Kami menyadari adanya keterbatasan di dalam studi ini. Pertama, studi ini dilakukan di
center tingkat 2 yang dapat menyebabkan bias. Kedua, adanya bias pada saat mengingat
GKF. Pada pasien yang memiliki durasi bebas kejang yang lebih pendek dapat mengingat
gejala mereka.
Kekuatan utama studi yang kami lakukan ini adalah keseragaman dan ketelitian metodologi.

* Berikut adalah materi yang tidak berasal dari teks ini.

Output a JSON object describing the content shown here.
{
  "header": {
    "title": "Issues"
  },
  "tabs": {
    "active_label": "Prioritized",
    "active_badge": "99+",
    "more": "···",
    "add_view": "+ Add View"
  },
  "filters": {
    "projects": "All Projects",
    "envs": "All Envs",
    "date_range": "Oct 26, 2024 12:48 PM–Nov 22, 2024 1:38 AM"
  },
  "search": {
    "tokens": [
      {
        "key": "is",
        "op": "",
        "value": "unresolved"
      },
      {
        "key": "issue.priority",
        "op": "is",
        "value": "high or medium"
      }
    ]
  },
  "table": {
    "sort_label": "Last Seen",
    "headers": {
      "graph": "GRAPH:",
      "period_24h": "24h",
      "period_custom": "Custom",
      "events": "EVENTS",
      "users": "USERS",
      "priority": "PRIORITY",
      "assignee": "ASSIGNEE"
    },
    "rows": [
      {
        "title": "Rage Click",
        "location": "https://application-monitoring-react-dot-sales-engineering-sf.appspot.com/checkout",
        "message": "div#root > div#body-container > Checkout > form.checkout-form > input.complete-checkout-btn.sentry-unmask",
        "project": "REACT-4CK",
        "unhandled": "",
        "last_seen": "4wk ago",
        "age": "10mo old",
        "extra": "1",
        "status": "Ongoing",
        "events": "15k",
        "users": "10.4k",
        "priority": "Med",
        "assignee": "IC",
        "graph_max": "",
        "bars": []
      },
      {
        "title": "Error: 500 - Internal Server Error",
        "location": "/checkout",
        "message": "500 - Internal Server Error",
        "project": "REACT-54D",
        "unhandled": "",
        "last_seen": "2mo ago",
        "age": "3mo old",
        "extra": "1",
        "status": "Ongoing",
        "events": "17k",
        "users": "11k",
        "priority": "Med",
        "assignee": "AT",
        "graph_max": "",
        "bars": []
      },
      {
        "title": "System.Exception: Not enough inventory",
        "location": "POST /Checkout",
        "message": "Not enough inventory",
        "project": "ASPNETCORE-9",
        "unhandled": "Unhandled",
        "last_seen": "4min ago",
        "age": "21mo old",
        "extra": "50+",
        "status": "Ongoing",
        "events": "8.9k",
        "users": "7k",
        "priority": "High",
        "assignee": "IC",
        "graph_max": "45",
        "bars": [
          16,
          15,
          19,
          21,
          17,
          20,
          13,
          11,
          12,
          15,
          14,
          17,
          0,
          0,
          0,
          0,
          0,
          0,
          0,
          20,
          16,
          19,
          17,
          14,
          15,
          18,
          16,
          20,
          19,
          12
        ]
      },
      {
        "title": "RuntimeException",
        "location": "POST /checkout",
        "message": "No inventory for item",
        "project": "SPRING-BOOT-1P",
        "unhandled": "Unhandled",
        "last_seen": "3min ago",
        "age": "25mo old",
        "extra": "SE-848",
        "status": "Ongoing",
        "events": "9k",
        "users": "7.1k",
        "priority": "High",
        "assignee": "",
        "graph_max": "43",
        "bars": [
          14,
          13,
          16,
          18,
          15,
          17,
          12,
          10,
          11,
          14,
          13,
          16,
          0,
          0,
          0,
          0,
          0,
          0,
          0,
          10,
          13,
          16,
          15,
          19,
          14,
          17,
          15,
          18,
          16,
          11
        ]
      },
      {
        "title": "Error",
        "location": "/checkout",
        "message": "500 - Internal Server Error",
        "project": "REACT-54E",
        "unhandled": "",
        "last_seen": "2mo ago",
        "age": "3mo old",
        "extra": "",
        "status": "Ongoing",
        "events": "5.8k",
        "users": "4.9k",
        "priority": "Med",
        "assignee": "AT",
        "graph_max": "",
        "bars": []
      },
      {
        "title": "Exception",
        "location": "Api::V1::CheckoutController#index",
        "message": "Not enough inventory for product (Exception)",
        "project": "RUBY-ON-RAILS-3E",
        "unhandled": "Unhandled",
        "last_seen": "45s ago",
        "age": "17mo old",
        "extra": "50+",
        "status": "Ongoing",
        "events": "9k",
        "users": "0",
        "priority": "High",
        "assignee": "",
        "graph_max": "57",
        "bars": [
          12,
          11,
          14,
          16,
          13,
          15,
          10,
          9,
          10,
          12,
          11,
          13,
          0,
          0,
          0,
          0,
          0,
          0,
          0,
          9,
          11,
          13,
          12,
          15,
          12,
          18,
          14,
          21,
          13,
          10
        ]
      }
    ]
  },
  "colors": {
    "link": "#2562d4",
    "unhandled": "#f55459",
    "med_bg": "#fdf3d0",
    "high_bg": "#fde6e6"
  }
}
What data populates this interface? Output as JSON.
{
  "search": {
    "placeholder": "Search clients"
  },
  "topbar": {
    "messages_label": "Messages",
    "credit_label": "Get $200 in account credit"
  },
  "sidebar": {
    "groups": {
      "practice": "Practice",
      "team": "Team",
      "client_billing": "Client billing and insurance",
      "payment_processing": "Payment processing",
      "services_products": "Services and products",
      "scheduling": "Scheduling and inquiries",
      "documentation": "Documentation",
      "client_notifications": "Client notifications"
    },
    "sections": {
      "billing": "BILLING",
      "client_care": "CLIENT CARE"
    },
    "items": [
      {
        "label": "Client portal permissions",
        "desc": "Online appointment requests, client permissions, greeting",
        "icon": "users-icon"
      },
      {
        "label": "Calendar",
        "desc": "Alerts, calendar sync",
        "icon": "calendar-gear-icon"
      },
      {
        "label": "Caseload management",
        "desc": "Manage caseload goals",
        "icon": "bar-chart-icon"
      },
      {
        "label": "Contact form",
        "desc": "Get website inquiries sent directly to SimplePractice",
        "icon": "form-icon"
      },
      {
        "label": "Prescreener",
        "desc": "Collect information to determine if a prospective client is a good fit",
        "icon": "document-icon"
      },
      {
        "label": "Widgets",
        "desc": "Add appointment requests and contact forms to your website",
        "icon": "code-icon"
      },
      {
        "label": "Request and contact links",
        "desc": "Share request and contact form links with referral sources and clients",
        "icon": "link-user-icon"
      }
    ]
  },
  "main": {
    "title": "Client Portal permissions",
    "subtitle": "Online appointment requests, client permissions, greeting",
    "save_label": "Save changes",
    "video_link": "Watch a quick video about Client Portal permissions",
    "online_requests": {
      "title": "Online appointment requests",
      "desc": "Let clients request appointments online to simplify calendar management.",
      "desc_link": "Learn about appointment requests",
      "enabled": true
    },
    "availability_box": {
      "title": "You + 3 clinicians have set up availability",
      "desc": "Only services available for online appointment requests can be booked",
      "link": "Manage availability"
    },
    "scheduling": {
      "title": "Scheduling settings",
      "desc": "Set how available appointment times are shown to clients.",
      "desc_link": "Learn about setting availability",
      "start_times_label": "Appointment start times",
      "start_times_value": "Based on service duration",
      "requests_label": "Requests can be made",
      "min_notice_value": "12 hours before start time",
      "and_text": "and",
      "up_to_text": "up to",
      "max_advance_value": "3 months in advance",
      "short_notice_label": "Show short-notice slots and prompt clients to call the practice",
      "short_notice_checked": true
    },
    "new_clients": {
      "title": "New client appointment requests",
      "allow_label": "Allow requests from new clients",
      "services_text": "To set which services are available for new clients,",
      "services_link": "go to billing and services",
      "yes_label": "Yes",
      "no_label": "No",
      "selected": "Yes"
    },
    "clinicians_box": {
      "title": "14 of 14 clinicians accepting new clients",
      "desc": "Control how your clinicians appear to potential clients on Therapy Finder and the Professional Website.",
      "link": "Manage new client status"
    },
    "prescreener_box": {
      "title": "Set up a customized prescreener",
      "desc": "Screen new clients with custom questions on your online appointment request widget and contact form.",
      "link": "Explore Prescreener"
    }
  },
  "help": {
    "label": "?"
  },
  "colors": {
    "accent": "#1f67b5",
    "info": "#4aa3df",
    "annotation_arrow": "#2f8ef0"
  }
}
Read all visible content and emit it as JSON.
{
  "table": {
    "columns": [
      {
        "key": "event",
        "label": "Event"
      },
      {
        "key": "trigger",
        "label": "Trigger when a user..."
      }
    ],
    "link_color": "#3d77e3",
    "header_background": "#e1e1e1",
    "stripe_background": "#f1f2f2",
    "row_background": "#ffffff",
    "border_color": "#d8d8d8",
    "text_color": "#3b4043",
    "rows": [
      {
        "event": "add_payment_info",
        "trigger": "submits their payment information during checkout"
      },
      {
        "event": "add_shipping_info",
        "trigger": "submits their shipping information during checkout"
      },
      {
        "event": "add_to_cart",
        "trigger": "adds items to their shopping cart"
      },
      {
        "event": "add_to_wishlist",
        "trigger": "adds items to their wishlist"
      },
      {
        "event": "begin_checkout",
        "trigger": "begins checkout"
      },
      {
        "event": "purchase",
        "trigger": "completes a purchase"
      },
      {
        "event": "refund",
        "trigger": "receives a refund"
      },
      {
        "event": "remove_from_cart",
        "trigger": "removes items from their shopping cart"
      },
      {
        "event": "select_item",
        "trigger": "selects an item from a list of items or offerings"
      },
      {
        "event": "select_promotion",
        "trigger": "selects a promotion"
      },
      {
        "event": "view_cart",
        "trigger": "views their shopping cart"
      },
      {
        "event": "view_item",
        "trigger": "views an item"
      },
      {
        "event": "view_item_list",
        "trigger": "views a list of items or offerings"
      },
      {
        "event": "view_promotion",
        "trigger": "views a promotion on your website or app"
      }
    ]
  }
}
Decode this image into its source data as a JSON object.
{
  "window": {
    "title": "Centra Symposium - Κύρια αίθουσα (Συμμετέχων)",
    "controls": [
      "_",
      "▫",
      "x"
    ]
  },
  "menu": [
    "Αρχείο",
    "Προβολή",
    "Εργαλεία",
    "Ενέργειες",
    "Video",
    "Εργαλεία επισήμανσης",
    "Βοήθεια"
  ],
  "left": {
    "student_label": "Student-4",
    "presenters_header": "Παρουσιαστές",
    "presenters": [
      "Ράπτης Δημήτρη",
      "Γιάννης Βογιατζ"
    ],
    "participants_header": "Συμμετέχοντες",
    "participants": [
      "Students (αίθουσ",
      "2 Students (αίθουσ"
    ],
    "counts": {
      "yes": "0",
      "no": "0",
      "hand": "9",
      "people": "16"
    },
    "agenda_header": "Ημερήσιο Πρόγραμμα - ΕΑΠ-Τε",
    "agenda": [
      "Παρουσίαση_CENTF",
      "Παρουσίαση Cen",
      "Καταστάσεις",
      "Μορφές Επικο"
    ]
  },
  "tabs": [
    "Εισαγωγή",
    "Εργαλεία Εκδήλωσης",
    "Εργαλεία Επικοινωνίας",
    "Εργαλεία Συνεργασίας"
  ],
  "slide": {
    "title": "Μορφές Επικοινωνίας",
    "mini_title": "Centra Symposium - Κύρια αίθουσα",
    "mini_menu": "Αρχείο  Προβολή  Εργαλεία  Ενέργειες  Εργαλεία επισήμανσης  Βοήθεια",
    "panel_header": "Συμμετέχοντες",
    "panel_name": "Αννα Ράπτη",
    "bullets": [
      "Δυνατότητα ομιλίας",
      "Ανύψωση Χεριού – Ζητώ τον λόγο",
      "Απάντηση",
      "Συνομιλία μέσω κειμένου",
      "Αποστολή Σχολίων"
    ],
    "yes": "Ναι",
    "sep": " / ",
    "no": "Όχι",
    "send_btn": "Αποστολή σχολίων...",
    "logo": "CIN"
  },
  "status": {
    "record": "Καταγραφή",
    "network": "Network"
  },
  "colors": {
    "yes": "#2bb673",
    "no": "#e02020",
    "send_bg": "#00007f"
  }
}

Semua pasien yang didiagnosa dan diklasifikasikan kedalam sindrom EIU berdasarkan
kriteria ILAE secara independen oleh 2 spesialis epilepsi dengan ketidaksamaan persepsi
yang diselesaikan dengan konsensus dengan perekaman EEG yang positif untuk memastikan
diagnosa. GKF didapatkan menggunakan peralatan yang valid.
5
Studi kami mendemonstrasikan bahwa GKF sering dilaporkan oleh pasien dengan EIU yang
berasosiasi dengan kejang mayor maupun minor. Durasi dari bebas kejang berhubungan
dengan GKF. Penemuan kami memiliki implikasi untuk praktik klinis. Pertama, kami
menekankan agar klinisi berhati-hati terhadap GKF pada EIU untuk menghindari
misdiagnosis dan keterlambatan diagnosis termasuk memilih obat anti epilepsi untuk terapi.
Kedua, GKF dapat menyebabkan investigasi yang tidak sesuai pada epilepsi fokal termasuk
evaluasi pada tindakan pembedahan pada kasus epilepsi. Ketiga, adanya GKF harus
diwaspadai oleh klinisi sebagai marker potensial penurunan kemungkinan durasi bebas
kejang kedepannya. Studi lebih lanjut diperlukan untuk memastikan penemuan-penemuan ini,
terutama dengan follow up prospektif, dan untuk memeriksa patofisiologi yang mendasarinya
dan mekanisme jaringan dari abnormalitas fokal pada EIU. Pengertian yang luas akan
mekanisme jaringan ini dapat membantu manajemen panjang EIU.